Blue Environment assessment of waste exports from Australia in May 2019. (Blue Environment) Source: Blue Environment
Dengan kebijakan pembatasan impor limbah yang diterapkan, data menunjukkan bahwa hal itu belum berdampak pada bisnis ekspor sampah Australia.
Assessment of waste exports from Australia in May 2019. (Blue Environment) Source: Blue Environment
Mengembalikan ke pengirim?
Menanggapi isu impor sampah yang disisipi B3, Kementerian Lingkungan Hidup dan Kehutanan (KLHK) RI bersama dengan pihak-pihak terkait mengatakan mereka akan mengirimkan kembali sampah ke negara asal.
Bea Cukai Tanjung Perak Surabaya delapan kontainer berisi 282 bundel sampah seberat 210 ton ke Australia, yang disinyalir terkontaminasi limbah bahan berbahaya dan beracun (B3). Sampah ini dikirim oleh perusahaan berinisial PT MDI melalui Shipper Oceanic Multitading Pty. Ltd dari Pelabuhan Brisbane, Australia, dan tiba di Pelabuhan Tanjung Perak pada 12 Juni lalu.
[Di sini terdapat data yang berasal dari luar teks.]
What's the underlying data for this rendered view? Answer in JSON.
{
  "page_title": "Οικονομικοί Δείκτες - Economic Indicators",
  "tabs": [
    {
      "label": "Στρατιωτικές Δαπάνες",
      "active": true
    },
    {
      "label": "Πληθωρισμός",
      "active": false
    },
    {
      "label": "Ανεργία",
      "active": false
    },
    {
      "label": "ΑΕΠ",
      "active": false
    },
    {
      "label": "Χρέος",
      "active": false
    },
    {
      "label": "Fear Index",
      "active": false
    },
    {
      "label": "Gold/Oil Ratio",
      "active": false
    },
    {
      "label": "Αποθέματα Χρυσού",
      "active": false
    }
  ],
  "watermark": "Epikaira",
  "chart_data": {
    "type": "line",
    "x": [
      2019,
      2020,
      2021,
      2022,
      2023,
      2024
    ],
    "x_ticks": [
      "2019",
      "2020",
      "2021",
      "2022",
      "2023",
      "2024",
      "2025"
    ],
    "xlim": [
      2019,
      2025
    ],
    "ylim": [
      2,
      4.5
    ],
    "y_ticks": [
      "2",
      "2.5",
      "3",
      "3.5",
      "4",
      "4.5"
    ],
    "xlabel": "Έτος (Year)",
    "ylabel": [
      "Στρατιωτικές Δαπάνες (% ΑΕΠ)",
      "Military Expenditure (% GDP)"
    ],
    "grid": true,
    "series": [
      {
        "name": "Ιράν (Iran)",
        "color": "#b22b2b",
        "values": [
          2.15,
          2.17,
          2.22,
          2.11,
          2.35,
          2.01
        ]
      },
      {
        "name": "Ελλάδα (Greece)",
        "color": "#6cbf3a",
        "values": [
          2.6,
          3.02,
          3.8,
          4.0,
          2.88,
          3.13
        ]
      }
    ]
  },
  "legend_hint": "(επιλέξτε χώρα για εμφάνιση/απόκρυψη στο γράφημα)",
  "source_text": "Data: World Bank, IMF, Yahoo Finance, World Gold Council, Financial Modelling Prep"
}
Basuki Suryanto, head of the customs department at the Tanjung Perak port, mengatakan pihaknya akan meminta importir untuk re-ekspor atau mengirimkan sampah tersebut kembali ke Australia, paling lama dalam 90 hari terhitung sejak masuk di Indonesia.
Namun Riko Kurniawan, Direktur Wahana Lingkungan Hidup Riau mengatakan bahwa meski pemerintah meminta sampah-sampah ini dikirimkan kembali ke negara asal, tetapi pada prakteknya akan ada banyak halangan.
"Secara kebijakan [pengembalian] ini baik, tapi kan akan biaya lagi untuk mengembalikan ke sana," ujarnya. "Terus ada hambatan lagi, negara asal menolak".
Bagaimana menghentikan impor sampah terlarang?
Agar dapat mencegah agar pengiriman sampah terlarang ini terjadi lagi, Riko dari Walhi Riau mengatakan bahwa pemerintah Indonesia harus mengganti kebijakannya.
"Pemerintah harus menarik kembali kebijakan-kebijakan tentang sampah, termasuk tentang perijinannya," ujarnya. "Jadi bagaimana sebenarnya kebijakan Indonesia dan daerah untuk tidak lagi menerima sampah impor. Toh negara kita juga penghasil sampah."
Riko menambahkan bahwa meski negara dunia sudah sepakat bahwa sampah B3 harus diolah di negara asal dan bukan dibuang ke negara lain, tetapi pelaksanaannya tidaklah mudah.
"Siapa yang bisa mengawasi itu [masuknya B3] klo kebijakan impornya masih dibuka," tegasnya. "Harus dicabut dulu kebijakan itu dan direvisi kembali.. Ijin-ijin impor sampah itu harus ditertibkan lagi dan tidak boleh lagi sampah dari luar.
”Persoalan utamanya adalah negara penghasil sampah berlebih bisa bersih dengan mengalihkan beban pengelolaannya ke negara2 berkembang.
”Celakanya ini disambut oleh negara-negara berkembang karena bicara duitnya.”